Population screening for genetic risk in cancer shifts the focus from diagnostics to prognostication, and has wider implications for personal and familial health than existing screening programmes. Development of effective and acceptable population screening programmes should be informed by best available evidence and the values of the population concerned. Whilst the scientific and economic evidence is accruing, an understanding of the underpinning values of populations regarding stratification of screening programmes is lacking.
RESEARCH EXPERIENCE, RESEARCH METHODS AND TRAINING
This project will involve empirical bioethics methods, which combine philosophical and ethical analysis with empirical research. It will provide a range of training opportunities in empirical bioethics research methods, including literature review, conceptual ethical analysis, qualitative research, data analysis.

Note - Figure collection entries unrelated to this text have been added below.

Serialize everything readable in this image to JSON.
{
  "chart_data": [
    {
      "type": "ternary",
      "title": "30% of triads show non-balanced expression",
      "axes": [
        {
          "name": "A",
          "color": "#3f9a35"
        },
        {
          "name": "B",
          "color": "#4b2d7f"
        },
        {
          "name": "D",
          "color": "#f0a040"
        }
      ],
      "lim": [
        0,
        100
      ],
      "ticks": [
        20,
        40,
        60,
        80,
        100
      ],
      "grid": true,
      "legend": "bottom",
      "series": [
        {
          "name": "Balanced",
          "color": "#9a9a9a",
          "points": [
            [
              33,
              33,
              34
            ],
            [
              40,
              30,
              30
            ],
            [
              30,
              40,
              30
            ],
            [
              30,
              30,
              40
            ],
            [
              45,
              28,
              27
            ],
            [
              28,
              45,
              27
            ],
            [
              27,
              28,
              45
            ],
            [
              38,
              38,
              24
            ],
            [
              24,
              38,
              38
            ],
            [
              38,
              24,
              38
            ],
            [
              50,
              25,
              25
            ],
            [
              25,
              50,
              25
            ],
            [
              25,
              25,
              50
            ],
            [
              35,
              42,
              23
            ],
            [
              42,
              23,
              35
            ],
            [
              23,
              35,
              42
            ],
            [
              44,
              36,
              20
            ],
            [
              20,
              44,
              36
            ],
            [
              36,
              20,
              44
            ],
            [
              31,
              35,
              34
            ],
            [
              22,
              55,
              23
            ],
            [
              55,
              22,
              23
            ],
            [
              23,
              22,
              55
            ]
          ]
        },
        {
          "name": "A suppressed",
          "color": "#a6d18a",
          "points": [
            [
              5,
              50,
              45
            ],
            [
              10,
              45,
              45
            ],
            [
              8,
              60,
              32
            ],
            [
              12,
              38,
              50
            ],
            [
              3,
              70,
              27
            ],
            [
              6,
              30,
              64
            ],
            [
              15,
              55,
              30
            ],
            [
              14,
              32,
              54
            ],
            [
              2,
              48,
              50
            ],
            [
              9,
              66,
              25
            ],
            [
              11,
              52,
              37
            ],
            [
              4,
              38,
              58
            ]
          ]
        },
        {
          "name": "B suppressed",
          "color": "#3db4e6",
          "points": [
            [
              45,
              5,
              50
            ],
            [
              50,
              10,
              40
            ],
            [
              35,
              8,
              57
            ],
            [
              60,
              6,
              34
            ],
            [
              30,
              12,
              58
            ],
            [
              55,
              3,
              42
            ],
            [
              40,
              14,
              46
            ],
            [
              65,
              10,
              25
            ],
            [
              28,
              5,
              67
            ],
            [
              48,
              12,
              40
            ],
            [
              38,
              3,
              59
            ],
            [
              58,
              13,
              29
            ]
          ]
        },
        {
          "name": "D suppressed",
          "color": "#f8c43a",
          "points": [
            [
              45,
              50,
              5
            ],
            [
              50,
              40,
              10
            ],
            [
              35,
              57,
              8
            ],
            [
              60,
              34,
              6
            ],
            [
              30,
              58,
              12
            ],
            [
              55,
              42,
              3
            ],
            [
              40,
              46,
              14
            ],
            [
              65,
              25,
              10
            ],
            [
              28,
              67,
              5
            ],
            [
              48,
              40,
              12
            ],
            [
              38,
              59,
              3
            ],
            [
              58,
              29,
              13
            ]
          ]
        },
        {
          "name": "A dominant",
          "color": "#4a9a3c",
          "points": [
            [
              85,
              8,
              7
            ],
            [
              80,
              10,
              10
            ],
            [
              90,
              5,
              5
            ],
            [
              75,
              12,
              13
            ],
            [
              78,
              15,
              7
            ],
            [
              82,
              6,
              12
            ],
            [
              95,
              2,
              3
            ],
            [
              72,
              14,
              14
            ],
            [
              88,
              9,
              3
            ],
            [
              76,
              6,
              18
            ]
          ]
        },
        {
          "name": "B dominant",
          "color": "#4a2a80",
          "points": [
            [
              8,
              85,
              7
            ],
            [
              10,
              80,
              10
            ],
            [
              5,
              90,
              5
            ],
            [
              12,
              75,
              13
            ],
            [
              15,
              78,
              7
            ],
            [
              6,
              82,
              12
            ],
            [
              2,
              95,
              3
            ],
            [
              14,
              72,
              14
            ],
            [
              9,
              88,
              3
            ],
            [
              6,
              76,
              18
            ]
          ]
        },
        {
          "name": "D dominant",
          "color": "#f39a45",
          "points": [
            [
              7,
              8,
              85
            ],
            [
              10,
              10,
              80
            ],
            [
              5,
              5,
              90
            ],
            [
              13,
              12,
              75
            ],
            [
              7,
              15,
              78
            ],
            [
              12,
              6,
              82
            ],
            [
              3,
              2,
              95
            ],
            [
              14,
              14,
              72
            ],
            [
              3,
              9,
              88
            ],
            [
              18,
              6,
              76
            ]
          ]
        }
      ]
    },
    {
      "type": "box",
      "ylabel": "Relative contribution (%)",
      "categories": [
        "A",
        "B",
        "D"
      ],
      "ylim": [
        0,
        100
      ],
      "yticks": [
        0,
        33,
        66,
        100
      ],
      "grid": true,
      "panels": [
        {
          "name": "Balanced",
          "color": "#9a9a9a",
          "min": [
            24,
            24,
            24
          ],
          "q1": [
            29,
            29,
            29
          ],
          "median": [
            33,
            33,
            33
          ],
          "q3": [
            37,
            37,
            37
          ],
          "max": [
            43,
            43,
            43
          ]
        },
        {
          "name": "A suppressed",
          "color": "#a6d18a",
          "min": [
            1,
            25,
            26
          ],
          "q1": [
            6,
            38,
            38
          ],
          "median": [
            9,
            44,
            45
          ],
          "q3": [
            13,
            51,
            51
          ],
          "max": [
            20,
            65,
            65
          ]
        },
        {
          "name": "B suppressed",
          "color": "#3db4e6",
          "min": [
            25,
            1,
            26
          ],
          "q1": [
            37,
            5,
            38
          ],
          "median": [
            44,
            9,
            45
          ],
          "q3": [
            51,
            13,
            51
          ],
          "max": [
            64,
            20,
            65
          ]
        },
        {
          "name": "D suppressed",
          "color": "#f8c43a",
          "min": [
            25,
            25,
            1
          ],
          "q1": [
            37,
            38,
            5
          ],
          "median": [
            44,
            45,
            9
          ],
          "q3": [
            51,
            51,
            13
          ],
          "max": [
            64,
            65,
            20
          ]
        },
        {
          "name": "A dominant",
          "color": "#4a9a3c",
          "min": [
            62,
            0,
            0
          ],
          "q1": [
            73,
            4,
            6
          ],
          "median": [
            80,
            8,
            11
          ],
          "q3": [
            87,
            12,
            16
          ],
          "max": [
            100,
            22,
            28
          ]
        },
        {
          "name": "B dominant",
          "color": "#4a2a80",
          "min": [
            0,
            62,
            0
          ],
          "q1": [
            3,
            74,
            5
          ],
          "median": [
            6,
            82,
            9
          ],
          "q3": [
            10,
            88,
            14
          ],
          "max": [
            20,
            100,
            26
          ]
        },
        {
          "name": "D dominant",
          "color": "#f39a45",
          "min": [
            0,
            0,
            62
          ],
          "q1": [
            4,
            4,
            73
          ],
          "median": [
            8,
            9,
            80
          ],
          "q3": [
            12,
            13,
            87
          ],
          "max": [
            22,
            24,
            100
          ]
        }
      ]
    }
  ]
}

FIELD WORK, SECONDMENTS, INDUSTRY PLACEMENTS AND TRAINING
This project will involve a literature and policy review to determine the current landscape of the population and institutional culture, processes and values underpinning the assessment of need, design and implementation of UK NHS population screening programmes with specific reference to cancer screening. This will be followed by an empirical study, to gather qualitative data from key stakeholders (e.g members of UK National Screening Committee, Public Health England Population Screening Committee members, members of the public, cancer patients, local screening coordinators and local public health teams).
This project would suit a candidate with a background in social sciences, public health or health policy wishing to develop expertise in the field of empirical bioethics with an interest in population and public health, new technologies, and health care.